В известном смысле этические идеи Богоста предлагают нам не что иное, как отказ от франковичизма. Дело не в том, что самосознание не обладает никакой ценностью, конечно, она у него есть. Дело в том, что ироническая отстраненность от собственных взглядов и даже своей собственной жизни превратилась совместными усилиями постмодернистской теории и поп-культуры в жалкое клише: идея, которая когда-то делала свободным, теперь превратилась в свою противоположность. Теперь мы переполнены тем, что Богост — по аналогии с паранойей — называет иронойей, определяя ее следующим образом: «Если паранойя — это недоверие к людям, то иронойя — это недоверие к вещам… Увеличить дистанцию при помощи иронии куда легче, чем примирить конфликт между искренностью и презрением, воссоединившись с миром, который ускользает от нас, пока мы безостановочно мечемся между двумя этими крайностями» (223).
Настоящее удовольствие, полагает Богост, находится скорее в мире, чем в нас (224). У простого объекта вроде рулевого колеса все еще есть определенный набор возможных движений, достойных исследования, то же самое можно сказать и о гитаре, и о чем угодно еще (225). Если модернизм помещает всю свободу на стороне отчужденного человеческого субъекта, отстраненного от мира, то немодернистский подход Богоста смещает значительную часть жизненного интереса назад, к самим вещам. В поддержку его аргументов выступает важный голландский мыслитель XX века Йохан Хёйзинга, чья классическая работа «Человек играющий» «показывает, что все ритуалы и практики человеческой культуры, от закона до религии, от войны до политики, опираются в своей основе на игровые начала» (226).
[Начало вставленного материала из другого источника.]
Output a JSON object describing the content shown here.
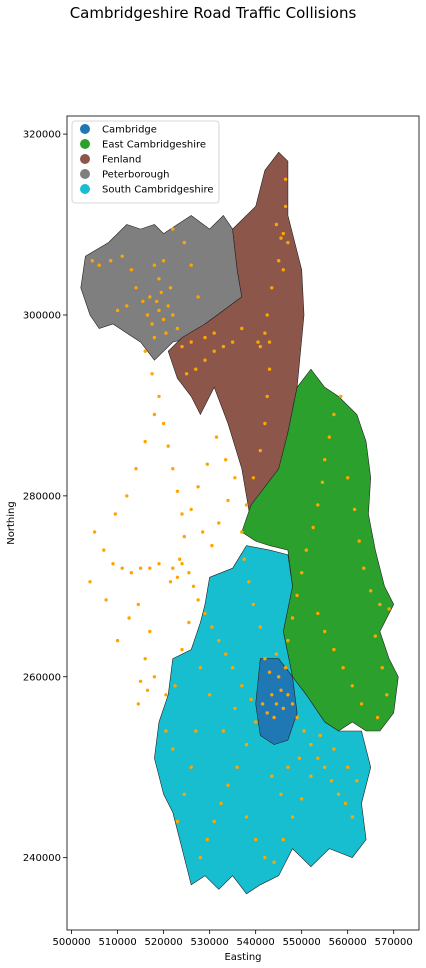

Самый, возможно, значительный вклад Богоста в дискуссию — это его идея игры как субмиссии, а не субверсии. Несмотря на высокое уважение, которым последняя сегодня пользуется среди интеллектуалов, в действительности она есть лишь еще одна форма иронии (227). Считать игру субверсией, замечает Богост, — значит «хранить и стерилизовать ее под пластиковой пленкой комментария или саботажа» (228).
Кульминационная мысль книги Богоста возникает, по всей видимости, в пятой главе. Это различие между «сдержанностью» (restraint) и «ограничением» (constraint). Сдержанность есть способ отвергнуть объекты, чтобы уклониться от наводимой ими порчи. Для Богоста это всего лишь еще одна форма иронии и самоисключительности, мудро отвергающая все внеположное: «Возможно, все упражнения в сдержанности — это на самом деле акты иронии, симптомы нашей фундаментальной скуки: держать что-то на расстоянии вытянутой руки, отказываться, избавляться от него, формируя тем самым фантазийную копию, призрак, презрительным игнорированием которого мы можем потом гордиться. Да, Я не съел ни кусочка пирога» (229), (230). Ограничение же, напротив, исходит из принятия того, что у ситуации есть пределы возможностей и нужно стараться делать что-то новое внутри этих рамок: «Художникам и дизайнерам давно известно, что творчество возникает отнюдь не из чистой, ничем не обузданной свободы. Мало что так парализует, как чистый холст или пустая страница» (231). Если Кант считал этику чем-то разворачивающимся исключительно в области человеческой субъективности, так, чтобы любые внешние объекты или последствия не имели для нее никакого значения, то позиция Богоста намного ближе к Шелеру. Последний — как мы видели раньше — относился к этике как к чему-то, что происходит в страстных отношениях субъекта с миром, но никак не в изоляции от него.